Common law doesn’t specify use of techniques and nor can it, for if it does we risk the tyranny of rulers in the guise of the polarised dictatorial state and psychiatrist action. Even where there exists well-meaning caring psychiatrists sometimes they still need a reality check to the fact they are not gods in situations, which involve incalculable probability rather than exacting executable science. And I’m afraid to say psychiatry is no science.

Anonymous said...

So what do you do with people who are violent to themselves or others, or even property? And if people do need to be restrained, do they sit down nicely or lie on their backs for you? Restraints are always messy affairs to a greater or lesser extent.

I do not believe it is possible to ban prone restraints, though of course one should move from that position as soon as possible. Anyone who says it is has not thought about it and has never been involved in restrains situations. It is certainly true that, in restraint, holds should use the minimum force necessary and the patient should be released from the hold as soon as is safe to do so.

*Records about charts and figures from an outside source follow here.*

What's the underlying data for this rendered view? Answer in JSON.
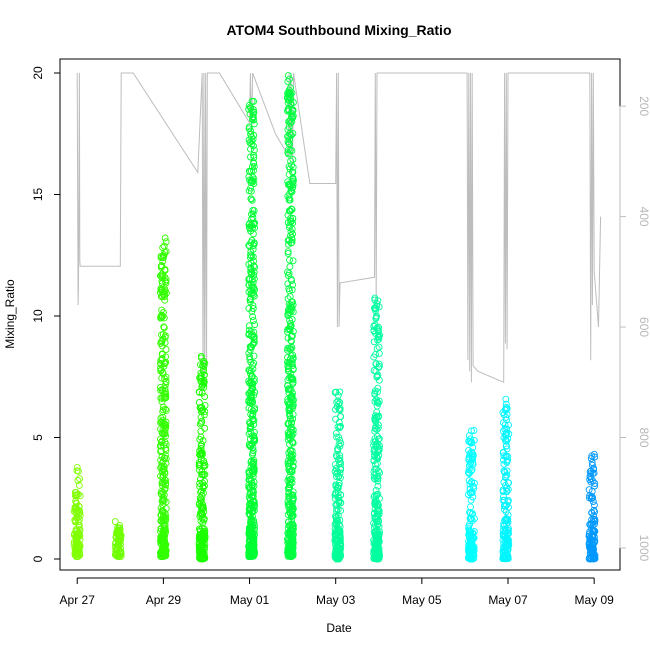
{
  "chart_data": {
    "type": "scatter",
    "title": "ATOM4 Southbound Mixing_Ratio",
    "xlabel": "Date",
    "ylabel": "Mixing_Ratio",
    "xlim": [
      -0.4,
      12.6
    ],
    "ylim": [
      0,
      20
    ],
    "y_ticks": [
      0,
      5,
      10,
      15,
      20
    ],
    "x_ticks": [
      {
        "x": 0,
        "label": "Apr 27"
      },
      {
        "x": 2,
        "label": "Apr 29"
      },
      {
        "x": 4,
        "label": "May 01"
      },
      {
        "x": 6,
        "label": "May 03"
      },
      {
        "x": 8,
        "label": "May 05"
      },
      {
        "x": 10,
        "label": "May 07"
      },
      {
        "x": 12,
        "label": "May 09"
      }
    ],
    "x_origin_date": "Apr 27",
    "secondary_axis": {
      "side": "right",
      "reversed": true,
      "ticks": [
        200,
        400,
        600,
        800,
        1000
      ],
      "range": [
        140,
        1020
      ],
      "color": "#bebebe"
    },
    "marker": "open-circle",
    "color_scale": "rainbow (green → cyan → blue by time)",
    "mixing_ratio_clusters": [
      {
        "x": 0.0,
        "y_range": [
          0.1,
          3.8
        ],
        "color": "#80ff00"
      },
      {
        "x": 0.95,
        "y_range": [
          0.1,
          1.6
        ],
        "color": "#70ff00"
      },
      {
        "x": 2.0,
        "y_range": [
          0.1,
          13.3
        ],
        "color": "#33ff00"
      },
      {
        "x": 2.9,
        "y_range": [
          0.0,
          8.5
        ],
        "color": "#1aff00"
      },
      {
        "x": 4.05,
        "y_range": [
          0.1,
          19.0
        ],
        "color": "#00ff33"
      },
      {
        "x": 4.95,
        "y_range": [
          0.1,
          19.9
        ],
        "color": "#00ff40"
      },
      {
        "x": 6.05,
        "y_range": [
          0.0,
          6.9
        ],
        "color": "#00ff99"
      },
      {
        "x": 6.95,
        "y_range": [
          0.0,
          10.8
        ],
        "color": "#00ffa0"
      },
      {
        "x": 9.15,
        "y_range": [
          0.0,
          5.3
        ],
        "color": "#00ffff"
      },
      {
        "x": 9.95,
        "y_range": [
          0.0,
          6.6
        ],
        "color": "#00f5ff"
      },
      {
        "x": 11.95,
        "y_range": [
          0.0,
          4.4
        ],
        "color": "#0099ff"
      }
    ],
    "altitude_trace": [
      [
        0.0,
        140
      ],
      [
        0.02,
        560
      ],
      [
        0.03,
        520
      ],
      [
        0.05,
        140
      ],
      [
        0.06,
        480
      ],
      [
        0.07,
        490
      ],
      [
        1.0,
        490
      ],
      [
        1.02,
        140
      ],
      [
        1.3,
        140
      ],
      [
        2.8,
        320
      ],
      [
        2.9,
        140
      ],
      [
        2.92,
        700
      ],
      [
        2.94,
        140
      ],
      [
        2.96,
        690
      ],
      [
        2.98,
        140
      ],
      [
        3.0,
        680
      ],
      [
        3.02,
        140
      ],
      [
        3.3,
        140
      ],
      [
        4.0,
        230
      ],
      [
        4.02,
        140
      ],
      [
        4.05,
        250
      ],
      [
        4.07,
        140
      ],
      [
        4.6,
        250
      ],
      [
        4.9,
        290
      ],
      [
        4.92,
        140
      ],
      [
        4.94,
        280
      ],
      [
        4.96,
        140
      ],
      [
        5.0,
        300
      ],
      [
        5.02,
        140
      ],
      [
        5.4,
        340
      ],
      [
        6.0,
        340
      ],
      [
        6.02,
        140
      ],
      [
        6.04,
        600
      ],
      [
        6.06,
        140
      ],
      [
        6.08,
        600
      ],
      [
        6.1,
        520
      ],
      [
        6.9,
        510
      ],
      [
        6.92,
        140
      ],
      [
        6.94,
        560
      ],
      [
        6.96,
        140
      ],
      [
        9.05,
        140
      ],
      [
        9.07,
        660
      ],
      [
        9.09,
        140
      ],
      [
        9.11,
        680
      ],
      [
        9.13,
        140
      ],
      [
        9.15,
        700
      ],
      [
        9.17,
        140
      ],
      [
        9.19,
        670
      ],
      [
        9.3,
        680
      ],
      [
        9.9,
        700
      ],
      [
        9.92,
        140
      ],
      [
        9.94,
        630
      ],
      [
        9.96,
        140
      ],
      [
        9.98,
        640
      ],
      [
        10.0,
        140
      ],
      [
        11.9,
        140
      ],
      [
        11.92,
        660
      ],
      [
        11.94,
        140
      ],
      [
        11.96,
        560
      ],
      [
        11.98,
        140
      ],
      [
        12.0,
        500
      ],
      [
        12.1,
        600
      ],
      [
        12.15,
        400
      ]
    ]
  }
}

I didn't come into nursing to restrain people or inject them against their will. I've only been nursing for 5 years and am 55 and 10 stone so it would hardly be a rational choice. I want to care and support patients and I believe that goes for all my colleagues in the adolescent unit where I work.

Of course we have to be aware of the possibility that a culture of abuse can grow in environments where many patients have difficulty speaking up for themselves, or have little access to people outside that will listen to them. This is a big danger as patients are being sent to hospitals further and further from their homes. But maybe Norman Lamb needs to spend a couple of weeks in an acute inpatient mental health ward.

Duncan said...

The issue surrounding the removal of face down restraint is what do we replace it with. After nearly 18yrs of teaching in this field. The problem is not the current position but the skill of the practitioners involved in the process. What you are discussing is a very small part of a care workers roll. If we where restraining on a frequent basis then we would run out of staff by the end of the week. I suspect that if restraint is being used frequently and individuals are being harmed. Then there is more pressing issues that need to be address in your service . Than restraint position.